Except, it wasn’t the ending! After we got to my parents’ house, the six of us went out for dinner and it was there that my dad had his medical episode, and I won’t go into detail but I’ll say it got scary. For a few minutes, it was very scary. My kids were there, they saw the whole thing and were really freaked out for a bit, I was freaked out, my mom – it was scary. It was one of those moments where everything kind of flashes before you and you think “oh, this is how it ends” and you’re never ready. How can you ever be ready.
Maybe that’s another layer that adds to the complexity of visiting this town that is kind of home but not really home. My roots there don’t go all the way back to childhood, but I have enough history now in Springfield and I spent enough of my formative youth there and my parents are going to die there and when I visit, I’m reminded of all of that. I’m reminded of the passing of time – how I wasn’t quite 18 years old when I moved there for college and now I’m pushing 50. It’s where I found my kitten, Simone, and then I took her to Chicago with me and then to New York and she died a very old lady at 19+ and that was already years ago now. It goes by so fast.
Family of cardinals on my parents’ deck, Feb. 2025
Last week, after the blizzard when enough of the roads had been plowed that it was safe to get out, I drove Drew and the kids and myself to Battlefield Mall. My mom had given each kid money to shop and although Jackson, my 13-year-old, wasn’t interested in spending it, he was totally onboard with wandering around by himself while Drew and I took Joanie to try on spring clothes (because it’s important to dress for the life you want). My first time to Battlefield Mall was the summer of 1993, when I was 16 years old, and my parents brought me to Springfield to check out the college there. I’d never lived in the States before – I’d spent my childhood living on or near military bases in Korea, Japan, and Germany – and the thought of a normal American adolescence and young adulthood so close I could taste it was overpowering. I remember thinking that this mall and everything it represented to me at the time was really fucking cool. I felt on the cusp of… something.

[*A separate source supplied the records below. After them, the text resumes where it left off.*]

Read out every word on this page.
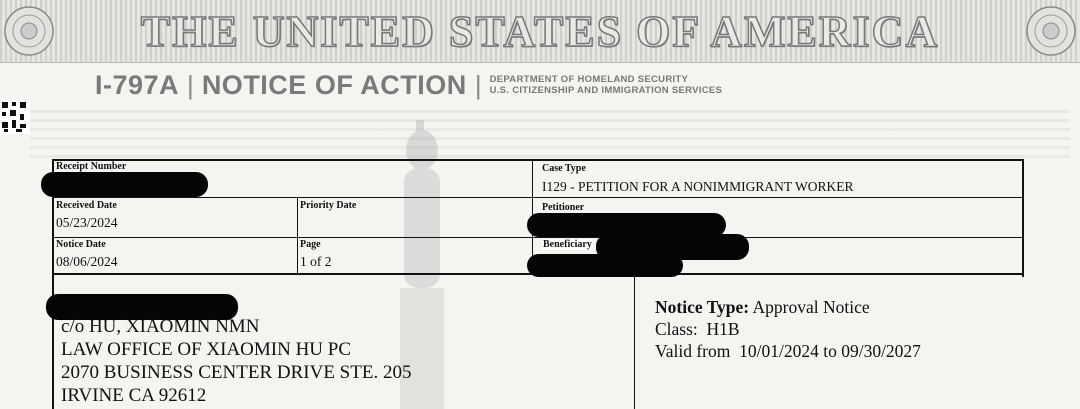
THE UNITED STATES OF AMERICA
I-797A | NOTICE OF ACTION | DEPARTMENT OF HOMELAND SECURITY
U.S. CITIZENSHIP AND IMMIGRATION SERVICES
Receipt Number	Case Type
I129 - PETITION FOR A NONIMMIGRANT WORKER
Received Date
05/23/2024
Priority Date	Petitioner
Notice Date
08/06/2024
Page
1 of 2
Beneficiary
c/o HU, XIAOMIN NMN
LAW OFFICE OF XIAOMIN HU PC
2070 BUSINESS CENTER DRIVE STE. 205
IRVINE CA 92612
Notice Type: Approval Notice
Class: H1B
Valid from 10/01/2024 to 09/30/2027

At one point during our 90-minute visit to Battlefield Mall last week, Drew and Joanie and I passed Jackson as he was wandering independently. We saw him before he noticed us and in that moment before we called his name, before he belonged back to us, while he was still maybe a little tipsy on independence in the way a 13-year-old exploring a new place on his own can be, I saw my younger self walking those same floors again, passing the same Auntie Anne’s, the same Great American Cookie, the same Old Navy and Express and Dillards I shopped at while I in college 30 years ago.
I sent a message to my younger self in that moment, across timelines. I told her that that feeling of being on the cusp of something never goes away. “For the next thirty years,” I told her, “you’re always going to feel like something is about to happen and most of the time nothing does. But sometimes, every once in a while, something does happen, and you’re lucky,” I said, “because that something is almost always good. And when it’s not, because this is life and sometimes things happen that aren’t so great, it’ll work out eventually.” And then I told her one more thing just because I thought I should: not every idea is meant to be shared. (But I almost hope she doesn’t hear me.).
*Resources:
Signs: The Secret Language of the Universe is (NYTimes bestseller) book by Laura Lynn Jackson, renowned psychic medium who “teaches us how to recognize and interpret the life-changing messages from loved ones and spirit guides on the Other Side.” I recommend this book for anyone interested in learning to recognize and interpret communication from the Other Side, including those grieving departed loved ones.